- The Hermosa Inn
- Interactive map of the Hermosa Inn area

General information
- Location: 5532 N Palo Cristi Rd., Paradise Valley, Arizona, USA, 85253
- Opening: 1936
- Owner: Ron D. Allred

Other information
- Number of rooms: 43 casitas

Website
- hermosainn.com

= Hermosa Inn =

The Hermosa Inn is a small boutique hotel located in the Phoenix suburb of Paradise Valley near 32nd Street and Camelback Road.

==History==

Lon's at the Hermosa

Cowboy artist Alonzo "Lon" Megargee purchased 6 acre of land in what is now considered Paradise Valley in 1935. He built his studio of adobe bricks in the middle of the site and kept adding to it, calling his home Los Arcos and later Casa Hermosa, meaning "beautiful house."

Megargee had no formal plans for the building. Influenced by architecture he had studied in Spain and Mexico, he used old wooden beams from an abandoned mine and poured a mixture of oil and ash from the roof to age the exterior walls. Due to the extended length of the stays of many of his guests, Megargee began running a guest ranch to supplement his artist's income. Local law enforcement suspected that Megargee used the ranch for illegal gambling, so he constructed a tunnel from the main building to the stables to provide an easy escape into the desert should the law make a surprise visit.

The Hermosa Inn is allegedly haunted by the ghost of its original owner, Alonzo Megargee. Guests and hotel staff have reported seeing the lanky cowboy in the inn. He is also believed to be the culprit behind toilets flushing on their own, he’s also known to break glasses and bottles late at night. Staff have reported encountering the ghost of “Lon”, appearing as a shadow wearing a cowboy hat.

Succeeding owners renamed the property Hermosa Inn, and added a pool, tennis courts, casitas, and villas. In 1987, a fire severely damaged the original building.
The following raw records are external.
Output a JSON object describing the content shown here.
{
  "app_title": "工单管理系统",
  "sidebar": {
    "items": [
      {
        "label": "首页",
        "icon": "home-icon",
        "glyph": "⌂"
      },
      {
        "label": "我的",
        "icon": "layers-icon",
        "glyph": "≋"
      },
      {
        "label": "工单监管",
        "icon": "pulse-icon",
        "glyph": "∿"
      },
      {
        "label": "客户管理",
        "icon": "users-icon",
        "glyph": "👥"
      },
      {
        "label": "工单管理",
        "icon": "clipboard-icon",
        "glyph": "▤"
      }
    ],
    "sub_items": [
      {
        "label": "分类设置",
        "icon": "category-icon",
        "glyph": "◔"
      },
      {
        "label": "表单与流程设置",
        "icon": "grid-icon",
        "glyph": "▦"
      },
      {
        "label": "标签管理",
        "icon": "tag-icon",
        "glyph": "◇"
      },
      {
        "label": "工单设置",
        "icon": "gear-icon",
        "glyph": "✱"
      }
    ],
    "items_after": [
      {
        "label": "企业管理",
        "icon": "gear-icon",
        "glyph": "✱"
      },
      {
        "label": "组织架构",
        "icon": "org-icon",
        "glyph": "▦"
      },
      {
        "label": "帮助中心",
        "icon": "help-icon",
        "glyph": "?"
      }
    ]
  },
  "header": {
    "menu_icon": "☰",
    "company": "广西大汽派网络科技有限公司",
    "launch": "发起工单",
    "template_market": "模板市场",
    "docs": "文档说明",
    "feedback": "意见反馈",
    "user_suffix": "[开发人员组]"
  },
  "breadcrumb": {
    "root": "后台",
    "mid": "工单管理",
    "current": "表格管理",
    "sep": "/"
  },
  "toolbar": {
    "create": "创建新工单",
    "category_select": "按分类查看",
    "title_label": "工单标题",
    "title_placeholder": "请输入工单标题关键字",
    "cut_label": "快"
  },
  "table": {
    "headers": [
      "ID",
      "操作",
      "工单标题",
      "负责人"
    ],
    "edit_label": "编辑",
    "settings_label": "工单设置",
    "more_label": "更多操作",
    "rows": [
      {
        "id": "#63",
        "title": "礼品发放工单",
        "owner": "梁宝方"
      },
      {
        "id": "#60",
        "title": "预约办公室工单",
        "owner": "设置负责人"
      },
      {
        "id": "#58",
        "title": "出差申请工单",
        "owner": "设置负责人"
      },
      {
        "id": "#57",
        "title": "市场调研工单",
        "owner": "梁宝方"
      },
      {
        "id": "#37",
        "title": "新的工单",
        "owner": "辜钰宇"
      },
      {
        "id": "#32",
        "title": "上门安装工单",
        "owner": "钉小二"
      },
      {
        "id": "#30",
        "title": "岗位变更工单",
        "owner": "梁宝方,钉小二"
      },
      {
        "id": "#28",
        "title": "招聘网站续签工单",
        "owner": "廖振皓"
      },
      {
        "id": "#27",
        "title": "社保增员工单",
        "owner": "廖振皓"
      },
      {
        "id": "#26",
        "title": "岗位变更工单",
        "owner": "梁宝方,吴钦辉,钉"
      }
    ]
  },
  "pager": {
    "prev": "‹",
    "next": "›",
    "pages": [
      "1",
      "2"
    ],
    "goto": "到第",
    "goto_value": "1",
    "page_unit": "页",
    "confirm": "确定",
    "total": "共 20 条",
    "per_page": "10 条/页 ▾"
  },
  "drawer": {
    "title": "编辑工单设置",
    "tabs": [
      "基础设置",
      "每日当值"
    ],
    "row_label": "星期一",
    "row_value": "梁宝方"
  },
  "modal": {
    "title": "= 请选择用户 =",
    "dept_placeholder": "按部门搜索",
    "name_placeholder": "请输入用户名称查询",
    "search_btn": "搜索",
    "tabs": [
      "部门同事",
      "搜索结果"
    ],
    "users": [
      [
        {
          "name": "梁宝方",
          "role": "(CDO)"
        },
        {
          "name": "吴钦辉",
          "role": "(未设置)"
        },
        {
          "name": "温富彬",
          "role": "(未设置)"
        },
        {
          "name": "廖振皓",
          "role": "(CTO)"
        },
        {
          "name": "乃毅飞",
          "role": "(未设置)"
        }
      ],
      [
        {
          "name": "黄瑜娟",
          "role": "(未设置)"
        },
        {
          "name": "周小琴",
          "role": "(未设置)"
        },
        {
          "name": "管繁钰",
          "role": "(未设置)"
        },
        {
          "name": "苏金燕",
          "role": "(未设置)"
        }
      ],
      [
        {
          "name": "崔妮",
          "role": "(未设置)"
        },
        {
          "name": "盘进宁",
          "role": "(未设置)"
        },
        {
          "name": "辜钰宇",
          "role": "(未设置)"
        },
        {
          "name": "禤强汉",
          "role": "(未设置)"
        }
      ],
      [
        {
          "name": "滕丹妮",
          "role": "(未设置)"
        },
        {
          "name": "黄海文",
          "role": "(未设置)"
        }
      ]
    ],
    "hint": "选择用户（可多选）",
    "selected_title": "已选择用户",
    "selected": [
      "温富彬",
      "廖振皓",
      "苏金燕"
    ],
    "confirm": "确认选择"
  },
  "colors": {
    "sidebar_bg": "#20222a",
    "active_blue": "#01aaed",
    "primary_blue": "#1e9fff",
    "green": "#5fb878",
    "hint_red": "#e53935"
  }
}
The property was purchased by Fred and Jennifer Unger in 1992. Following restoration of the adobe walls, charred beams, and ironwork in the main building, the property re-opened in 1994, again as the Hermosa Inn, with a restaurant - "Lon's at the Hermosa", named for Lon Megargee - occupying the original building. In 1995 the Hermosa Inn was featured in Waiting to Exhale. Whitney Houston's character celebrates New Year's Eve in Lon's main dining room.

In May 2015, the Ungers sold the resort to Allred Capital LLLP, a partnership led by Ron Allred and Mike Allred. While still retaining the historic charm of the original hacienda built by the cowboy artist as his home and studio, the Allreds have improved upon the overall guest experience for future generations by adding a new entryway, resort lobby, a renovation to the historic rancho casitas, an expansion to LON’s Last Drop and the addition of multiple casitas, bringing it to its current total of 43 accommodations.